Abstract
OBJECTIVE
Patients with human epidermal growth factor receptor-2 (HER-2) + breast cancer are eligible for trastuzumab treatment; therefore, accurate assessment of HER2 status is essential. Immunohistochemistry and in situ hybridisation are currently the most commonly used methods to assess HER2 status. Polimerase chain reaction-based assays allow quantitative determination of HER2 amplification or overexpression, but are not routinely used. We evaluated the relevance of immunohistochemistry, chromogenic in situ hybridisation and real time-polimerase chain reaction for HER2 status determination.
METHODS
We analysed 76 primary breast carcinomas. Blocks of tumours with >10% in situ component were excluded from this study. Haematoxylin–eosin stainings, immunohistochemical stainings and in situ hybridisation techniques were performed on formalin-fixed paraffin-embedded tissue samples. Real time-polimerase chain reaction was performed on RNA extracted from tumour tissue with invazive carcinoma.
RESULTS
We observed statisticaly significant correlation between chromogenic in situ hybridisation and real time-polimerase chain reaction in immunohistochemically 0/1+ and 3+ cases.
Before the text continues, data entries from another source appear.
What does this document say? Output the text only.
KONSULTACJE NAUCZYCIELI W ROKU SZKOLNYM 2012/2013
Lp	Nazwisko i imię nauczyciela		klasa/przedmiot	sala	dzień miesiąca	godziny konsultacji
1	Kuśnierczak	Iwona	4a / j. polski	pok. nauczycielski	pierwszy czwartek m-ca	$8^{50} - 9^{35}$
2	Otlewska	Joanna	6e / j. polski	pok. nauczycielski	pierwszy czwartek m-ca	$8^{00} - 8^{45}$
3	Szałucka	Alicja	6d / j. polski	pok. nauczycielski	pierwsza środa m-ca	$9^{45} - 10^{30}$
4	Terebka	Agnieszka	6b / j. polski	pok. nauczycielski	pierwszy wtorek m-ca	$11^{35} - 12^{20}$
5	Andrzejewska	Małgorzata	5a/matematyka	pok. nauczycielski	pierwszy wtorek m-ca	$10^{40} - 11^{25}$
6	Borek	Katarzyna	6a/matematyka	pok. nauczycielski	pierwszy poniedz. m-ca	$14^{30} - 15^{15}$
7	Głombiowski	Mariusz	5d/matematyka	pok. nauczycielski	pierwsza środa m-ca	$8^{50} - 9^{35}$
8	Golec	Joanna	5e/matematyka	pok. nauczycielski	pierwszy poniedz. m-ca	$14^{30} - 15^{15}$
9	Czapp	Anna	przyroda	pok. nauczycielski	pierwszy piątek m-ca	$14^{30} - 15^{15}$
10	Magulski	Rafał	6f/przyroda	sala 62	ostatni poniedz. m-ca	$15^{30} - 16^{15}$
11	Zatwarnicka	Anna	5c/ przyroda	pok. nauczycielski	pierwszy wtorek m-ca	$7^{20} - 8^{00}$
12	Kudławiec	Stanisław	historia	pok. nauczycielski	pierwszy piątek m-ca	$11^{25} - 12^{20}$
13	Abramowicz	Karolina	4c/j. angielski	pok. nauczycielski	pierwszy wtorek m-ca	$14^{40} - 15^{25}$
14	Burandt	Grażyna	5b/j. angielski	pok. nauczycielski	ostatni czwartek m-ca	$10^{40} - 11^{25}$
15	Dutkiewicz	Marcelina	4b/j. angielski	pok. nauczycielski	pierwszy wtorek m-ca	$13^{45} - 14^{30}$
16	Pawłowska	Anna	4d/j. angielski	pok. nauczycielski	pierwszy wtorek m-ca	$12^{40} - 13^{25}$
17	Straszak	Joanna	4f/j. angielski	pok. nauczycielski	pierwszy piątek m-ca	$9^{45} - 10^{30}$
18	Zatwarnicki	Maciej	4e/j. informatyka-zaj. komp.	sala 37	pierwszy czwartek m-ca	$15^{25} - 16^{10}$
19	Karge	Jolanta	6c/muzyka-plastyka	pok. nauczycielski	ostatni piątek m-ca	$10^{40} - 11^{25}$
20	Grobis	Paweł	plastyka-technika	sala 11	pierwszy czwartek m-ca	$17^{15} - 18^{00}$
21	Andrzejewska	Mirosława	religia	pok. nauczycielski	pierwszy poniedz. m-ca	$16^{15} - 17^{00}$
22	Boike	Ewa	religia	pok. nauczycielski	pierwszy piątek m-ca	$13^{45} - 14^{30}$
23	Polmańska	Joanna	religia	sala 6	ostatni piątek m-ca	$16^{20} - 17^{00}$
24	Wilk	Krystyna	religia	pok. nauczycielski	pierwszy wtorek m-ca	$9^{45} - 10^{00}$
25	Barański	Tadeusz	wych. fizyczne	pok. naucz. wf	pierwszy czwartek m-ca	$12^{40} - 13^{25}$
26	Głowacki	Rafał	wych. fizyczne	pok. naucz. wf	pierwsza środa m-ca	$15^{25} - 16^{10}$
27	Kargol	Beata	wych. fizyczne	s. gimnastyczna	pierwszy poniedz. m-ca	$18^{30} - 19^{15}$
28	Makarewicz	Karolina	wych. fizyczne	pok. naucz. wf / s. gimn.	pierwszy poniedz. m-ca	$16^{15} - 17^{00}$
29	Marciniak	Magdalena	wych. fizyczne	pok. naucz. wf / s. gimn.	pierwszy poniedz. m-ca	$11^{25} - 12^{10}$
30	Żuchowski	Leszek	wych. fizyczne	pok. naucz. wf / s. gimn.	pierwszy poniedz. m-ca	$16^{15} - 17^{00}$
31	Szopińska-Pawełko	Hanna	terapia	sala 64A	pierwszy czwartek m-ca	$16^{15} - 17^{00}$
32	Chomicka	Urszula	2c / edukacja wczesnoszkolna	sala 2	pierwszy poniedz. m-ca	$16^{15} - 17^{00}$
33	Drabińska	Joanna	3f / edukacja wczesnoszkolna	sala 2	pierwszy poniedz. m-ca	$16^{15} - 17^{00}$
But, both in situ hybridisation and real time-polimerase chain reaction was heterogen in immunohistochemically 3+ cases.
CONCLUSION
Real time-polimerase chain reaction and immunohistochemistry are highly concordant methods for HER2 status assessment, and concordance was also highly chromogenic in situ hybridisation and immunohistochemistry. Real time-polimerase chain reaction allows a highly reliable quantitative assessment and could be a useful adjunct to immunohistochemistry as a new method.